Every result is evaluated using two consensus scores. Sampling consensus measures how consistently a finding is reproduced within a cancer lineage across different conditions. Lineage consensus measures how broadly the result is shared across cancer types, distinguishing pan-cancer signals from lineage-specific patterns.
Premium analyses for EIF1B — synthetic lethality, tumor antigen, and pembrolizumab response.
This table summarizes EIF1B survival associations across molecular data types. EIF1B RNA expression shows survival associations in the most cancer types (24), followed by mutation status (1) and mass-spec protein abundance (7). The rightmost column indicates the cancer type with the highest sampling consensus for each molecular layer.

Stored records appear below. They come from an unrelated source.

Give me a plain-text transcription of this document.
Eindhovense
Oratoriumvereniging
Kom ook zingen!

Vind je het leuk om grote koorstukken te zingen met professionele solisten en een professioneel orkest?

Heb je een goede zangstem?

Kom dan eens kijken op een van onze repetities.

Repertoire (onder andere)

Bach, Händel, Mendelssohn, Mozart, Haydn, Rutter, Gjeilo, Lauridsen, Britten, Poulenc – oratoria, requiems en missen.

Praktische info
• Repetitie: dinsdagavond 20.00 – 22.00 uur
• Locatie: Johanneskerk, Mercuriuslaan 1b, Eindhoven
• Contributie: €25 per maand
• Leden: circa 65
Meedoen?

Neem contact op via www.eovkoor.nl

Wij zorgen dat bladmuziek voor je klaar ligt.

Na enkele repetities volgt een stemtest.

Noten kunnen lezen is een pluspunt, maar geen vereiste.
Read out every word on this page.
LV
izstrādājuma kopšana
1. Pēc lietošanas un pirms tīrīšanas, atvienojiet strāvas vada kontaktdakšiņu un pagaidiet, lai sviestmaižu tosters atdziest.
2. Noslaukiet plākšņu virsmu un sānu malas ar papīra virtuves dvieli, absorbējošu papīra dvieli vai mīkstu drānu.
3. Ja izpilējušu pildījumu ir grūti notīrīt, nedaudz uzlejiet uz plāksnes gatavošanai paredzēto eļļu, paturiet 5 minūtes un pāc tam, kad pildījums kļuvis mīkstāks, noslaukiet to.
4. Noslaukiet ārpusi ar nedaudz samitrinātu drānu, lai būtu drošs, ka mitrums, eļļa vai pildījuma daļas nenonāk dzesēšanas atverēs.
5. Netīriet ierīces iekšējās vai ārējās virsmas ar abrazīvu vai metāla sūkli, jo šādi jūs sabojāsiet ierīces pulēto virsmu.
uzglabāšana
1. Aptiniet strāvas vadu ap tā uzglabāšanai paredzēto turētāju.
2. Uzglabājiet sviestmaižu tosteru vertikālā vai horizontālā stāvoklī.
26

This table ranks reproducible EIF1B RNA expression–survival associations across cancer types. High EIF1B expression shows unfavorable associations in LIHC, but favorable associations in UCS, UVM, KIRC, SKCM and COAD. The UCS Kaplan–Meier curve shows clear separation, with the low-expression group declining faster, consistent with the favorable association (log-rank p < 0.001). Together, the overview and detailed table identify UCS as the clearest survival context for EIF1B RNA expression.

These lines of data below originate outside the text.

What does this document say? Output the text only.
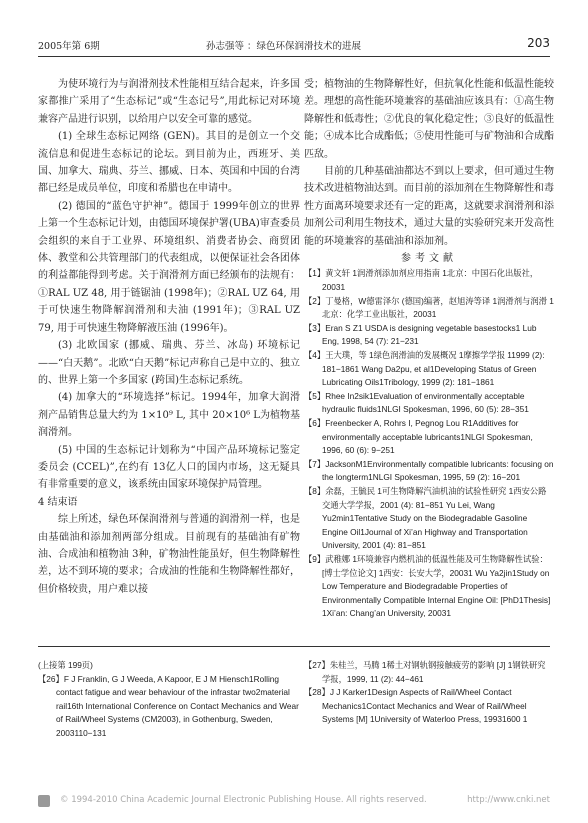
2005年第 6期	孙志强等 ：绿色环保润滑技术的进展	203

为使环境行为与润滑剂技术性能相互结合起来，许多国家都推广采用了“生态标记”或“生态记号”,用此标记对环境兼容产品进行识别，以给用户以安全可靠的感觉。

(1) 全球生态标记网络 (GEN)。其目的是创立一个交流信息和促进生态标记的论坛。到目前为止，西班牙、美国、加拿大、瑞典、芬兰、挪威、日本、英国和中国的台湾都已经是成员单位，印度和希腊也在申请中。

(2) 德国的“蓝色守护神”。德国于 1999年创立的世界上第一个生态标记计划，由德国环境保护署(UBA)审查委员会组织的来自于工业界、环境组织、消费者协会、商贸团体、教堂和公共管理部门的代表组成，以便保证社会各团体的利益都能得到考虑。关于润滑剂方面已经颁布的法规有：①RAL UZ 48, 用于链锯油 (1998年)；②RAL UZ 64, 用于可快速生物降解润滑剂和夫油 (1991年)；③RAL UZ 79, 用于可快速生物降解液压油 (1996年)。

(3) 北欧国家 (挪威、瑞典、芬兰、冰岛) 环境标记——“白天鹅”。北欧“白天鹅”标记声称自己是中立的、独立的、世界上第一个多国家 (跨国)生态标记系统。

(4) 加拿大的“环境选择”标记。1994年，加拿大润滑剂产品销售总量大约为 1×10⁹ L, 其中 20×10⁶ L为植物基润滑剂。

(5) 中国的生态标记计划称为“中国产品环境标记鉴定委员会 (CCEL)”,在约有 13亿人口的国内市场，这无疑具有非常重要的意义，该系统由国家环境保护局管理。

4 结束语

综上所述，绿色环保润滑剂与普通的润滑剂一样，也是由基础油和添加剂两部分组成。目前现有的基础油有矿物油、合成油和植物油 3种，矿物油性能虽好，但生物降解性差，达不到环境的要求；合成油的性能和生物降解性都好，但价格较贵，用户难以接

受；植物油的生物降解性好，但抗氧化性能和低温性能较差。理想的高性能环境兼容的基础油应该具有：①高生物降解性和低毒性；②优良的氧化稳定性；③良好的低温性能；④成本比合成酯低；⑤使用性能可与矿物油和合成酯匹敌。

目前的几种基础油都达不到以上要求，但可通过生物技术改进植物油达到。而目前的添加剂在生物降解性和毒性方面离环境要求还有一定的距离，这就要求润滑剂和添加剂公司利用生物技术，通过大量的实验研究来开发高性能的环境兼容的基础油和添加剂。

参考文献

【1】黄文轩 1润滑剂添加剂应用指南 1北京：中国石化出版社，20031

【2】丁曼格，W德雷泽尔 (德国)编著，赵旭涛等译 1润滑剂与润滑 1北京：化学工业出版社，20031

【3】Eran S Z1 USDA is designing vegetable basestocks1 Lub Eng, 1998, 54 (7): 21−231

【4】王大璞，等 1绿色润滑油的发展概况 1摩擦学学报 11999 (2): 181−1861 Wang Da2pu, et al1Developing Status of Green Lubricating Oils1Tribology, 1999 (2): 181−1861

【5】Rhee In2sik1Evaluation of environmentally acceptable hydraulic fluids1NLGI Spokesman, 1996, 60 (5): 28−351

【6】Freenbecker A, Rohrs I, Pegnog Lou R1Additives for environmentally acceptable lubricants1NLGI Spokesman, 1996, 60 (6): 9−251

【7】JacksonM1Environmentally compatible lubricants: focusing on the longterm1NLGI Spokesman, 1995, 59 (2): 16−201

【8】余磊，王毓民 1可生物降解汽油机油的试验性研究 1西安公路交通大学学报，2001 (4): 81−851 Yu Lei, Wang Yu2min1Tentative Study on the Biodegradable Gasoline Engine Oil1Journal of Xi’an Highway and Transportation University, 2001 (4): 81−851

【9】武稚娜 1环境兼容内燃机油的低温性能及可生物降解性试验：[博士学位论文] 1西安：长安大学，20031 Wu Ya2jin1Study on Low Temperature and Biodegradable Properties of Environmentally Compatible Internal Engine Oil: [PhD1Thesis] 1Xi’an: Chang’an University, 20031

(上接第 199页)

【26】F J Franklin, G J Weeda, A Kapoor, E J M Hiensch1Rolling contact fatigue and wear behaviour of the infrastar two2material rail16th International Conference on Contact Mechanics and Wear of Rail/Wheel Systems (CM2003), in Gothenburg, Sweden, 2003110−131

【27】朱桂兰，马腾 1稀土对钢轨钢接触疲劳的影响 [J] 1钢铁研究学报，1999, 11 (2): 44−461

【28】J J Karker1Design Aspects of Rail/Wheel Contact Mechanics1Contact Mechanics and Wear of Rail/Wheel Systems [M] 1University of Waterloo Press, 19931600 1

© 1994-2010 China Academic Journal Electronic Publishing House. All rights reserved.	http://www.cnki.net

This table summarizes EIF1B tumor–normal expression differences by data type. RNA shows broader differences across cancer types, with a lineage consensus of 14, while mass-spec protein shows differences in 4. The strongest signals are observed in KIRC for RNA and CCRCC for protein.
This table ranks reproducible tumor–normal expression differences for EIF1B. A negative fold-change indicates higher expression in normal tissue than in tumor tissue. EIF1B shows lower tumor expression in KIRC, LUAD, LUSC, KICH and UCEC and higher tumor expression in LIHC. The KIRC box plot shows higher EIF1B RNA expression in normal versus tumor tissue (log2 FC = −0.929, t-test p < 0.001).
This table shows molecular features associated with EIF1B in patient tissues and cancer cell lines. In patient samples, EIF1B shows the broadest associations at the RNA and protein expression levels, with ACC recurring as the lineage with the largest associated feature set. In cancer cell lines, EIF1B RNA and mutation anchors are most strongly linked to RNA-expression features, especially in PANCREAS, while CRISPR and shRNA rows add functional-dependency signals in KIDNEY and UPPER_AERODIGESTIVE_TRACT.